Symphony in The Domain (formerly known as Symphony Under the Stars) is the second of three open-air concerts that are held in The Domain, Sydney - Summer Sounds and Symphony, as part of Sydney Festival, and Mazda Opera in The Domain. Symphony in The Domain, performed by the Sydney Symphony, is traditionally held on the third Saturday evening of January. In 2014, the event was moved to the third Sunday, coinciding with Australia Day; in 2015, the event was also held on a Sunday. In 2007, the event celebrated its 25th anniversary, with a record crowd of 85,000 people.

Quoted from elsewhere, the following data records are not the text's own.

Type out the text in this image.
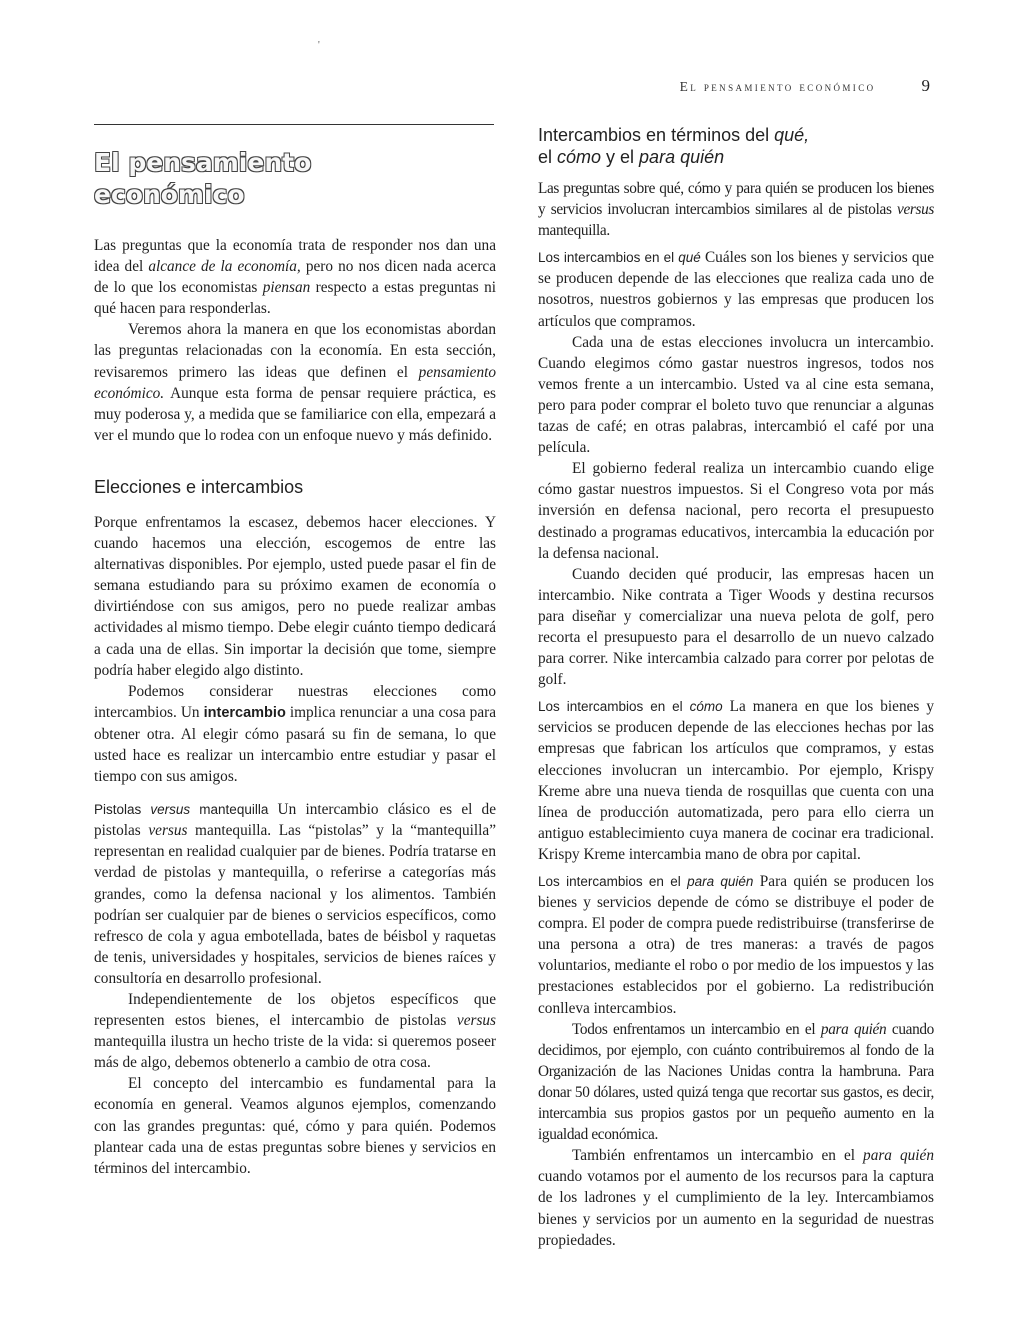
'
El pensamiento económico	9
El pensamiento
económico

Las preguntas que la economía trata de responder nos dan una idea del alcance de la economía, pero no nos dicen nada acerca de lo que los economistas piensan respecto a estas preguntas ni qué hacen para responderlas.

Veremos ahora la manera en que los economistas abordan las preguntas relacionadas con la economía. En esta sección, revisaremos primero las ideas que definen el pensamiento económico. Aunque esta forma de pensar requiere práctica, es muy poderosa y, a medida que se familiarice con ella, empezará a ver el mundo que lo rodea con un enfoque nuevo y más definido.

Elecciones e intercambios

Porque enfrentamos la escasez, debemos hacer elecciones. Y cuando hacemos una elección, escogemos de entre las alternativas disponibles. Por ejemplo, usted puede pasar el fin de semana estudiando para su próximo examen de economía o divirtiéndose con sus amigos, pero no puede realizar ambas actividades al mismo tiempo. Debe elegir cuánto tiempo dedicará a cada una de ellas. Sin importar la decisión que tome, siempre podría haber elegido algo distinto.

Podemos considerar nuestras elecciones como intercambios. Un intercambio implica renunciar a una cosa para obtener otra. Al elegir cómo pasará su fin de semana, lo que usted hace es realizar un intercambio entre estudiar y pasar el tiempo con sus amigos.

Pistolas versus mantequilla Un intercambio clásico es el de pistolas versus mantequilla. Las “pistolas” y la “mantequilla” representan en realidad cualquier par de bienes. Podría tratarse en verdad de pistolas y mantequilla, o referirse a categorías más grandes, como la defensa nacional y los alimentos. También podrían ser cualquier par de bienes o servicios específicos, como refresco de cola y agua embotellada, bates de béisbol y raquetas de tenis, universidades y hospitales, servicios de bienes raíces y consultoría en desarrollo profesional.

Independientemente de los objetos específicos que representen estos bienes, el intercambio de pistolas versus mantequilla ilustra un hecho triste de la vida: si queremos poseer más de algo, debemos obtenerlo a cambio de otra cosa.

El concepto del intercambio es fundamental para la economía en general. Veamos algunos ejemplos, comenzando con las grandes preguntas: qué, cómo y para quién. Podemos plantear cada una de estas preguntas sobre bienes y servicios en términos del intercambio.

Intercambios en términos del qué,
el cómo y el para quién

Las preguntas sobre qué, cómo y para quién se producen los bienes y servicios involucran intercambios similares al de pistolas versus mantequilla.

Los intercambios en el qué Cuáles son los bienes y servicios que se producen depende de las elecciones que realiza cada uno de nosotros, nuestros gobiernos y las empresas que producen los artículos que compramos.

Cada una de estas elecciones involucra un intercambio. Cuando elegimos cómo gastar nuestros ingresos, todos nos vemos frente a un intercambio. Usted va al cine esta semana, pero para poder comprar el boleto tuvo que renunciar a algunas tazas de café; en otras palabras, intercambió el café por una película.

El gobierno federal realiza un intercambio cuando elige cómo gastar nuestros impuestos. Si el Congreso vota por más inversión en defensa nacional, pero recorta el presupuesto destinado a programas educativos, intercambia la educación por la defensa nacional.

Cuando deciden qué producir, las empresas hacen un intercambio. Nike contrata a Tiger Woods y destina recursos para diseñar y comercializar una nueva pelota de golf, pero recorta el presupuesto para el desarrollo de un nuevo calzado para correr. Nike intercambia calzado para correr por pelotas de golf.

Los intercambios en el cómo La manera en que los bienes y servicios se producen depende de las elecciones hechas por las empresas que fabrican los artículos que compramos, y estas elecciones involucran un intercambio. Por ejemplo, Krispy Kreme abre una nueva tienda de rosquillas que cuenta con una línea de producción automatizada, pero para ello cierra un antiguo establecimiento cuya manera de cocinar era tradicional. Krispy Kreme intercambia mano de obra por capital.

Los intercambios en el para quién Para quién se producen los bienes y servicios depende de cómo se distribuye el poder de compra. El poder de compra puede redistribuirse (transferirse de una persona a otra) de tres maneras: a través de pagos voluntarios, mediante el robo o por medio de los impuestos y las prestaciones establecidos por el gobierno. La redistribución conlleva intercambios.

Todos enfrentamos un intercambio en el para quién cuando decidimos, por ejemplo, con cuánto contribuiremos al fondo de la Organización de las Naciones Unidas contra la hambruna. Para donar 50 dólares, usted quizá tenga que recortar sus gastos, es decir, intercambia sus propios gastos por un pequeño aumento en la igualdad económica.

También enfrentamos un intercambio en el para quién cuando votamos por el aumento de los recursos para la captura de los ladrones y el cumplimiento de la ley. Intercambiamos bienes y servicios por un aumento en la seguridad de nuestras propiedades.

It is preceded by Summer Sounds in The Domain (formally Jazz in The Domain) the previous Saturday, and followed by Opera in The Domain. All the concerts are free.

Symphony in The Domain presents a wide variety of classical music, most often including contemporary classical music by Australian composers.

The event is enormously popular with both locals and tourists, and has become a much loved and celebrated part of Sydney Festival, as well as Sydney summer culture in general. Families especially make a night of it, many arriving with blankets and picnic banquets, making for a very relaxed atmosphere. As with all the Domain concerts, Symphony in The Domain has a performance time of two and a half hours, although entertainment is provided for people who arrive early to secure vantage areas closer to the main stage. Keen classical music lovers have been known to camp overnight to mark their spots on the massive lawns of The Domain.

On some years, crowds are welcomed to the event by the Lord Mayor of Sydney, and the Premier of NSW. The concert always traditionally ends with Tchaikovsky's 1812 Overture, with the finale complemented by cannons, a fireworks display above The Domain, and with the bells of St Mary's Cathedral tolling in the background.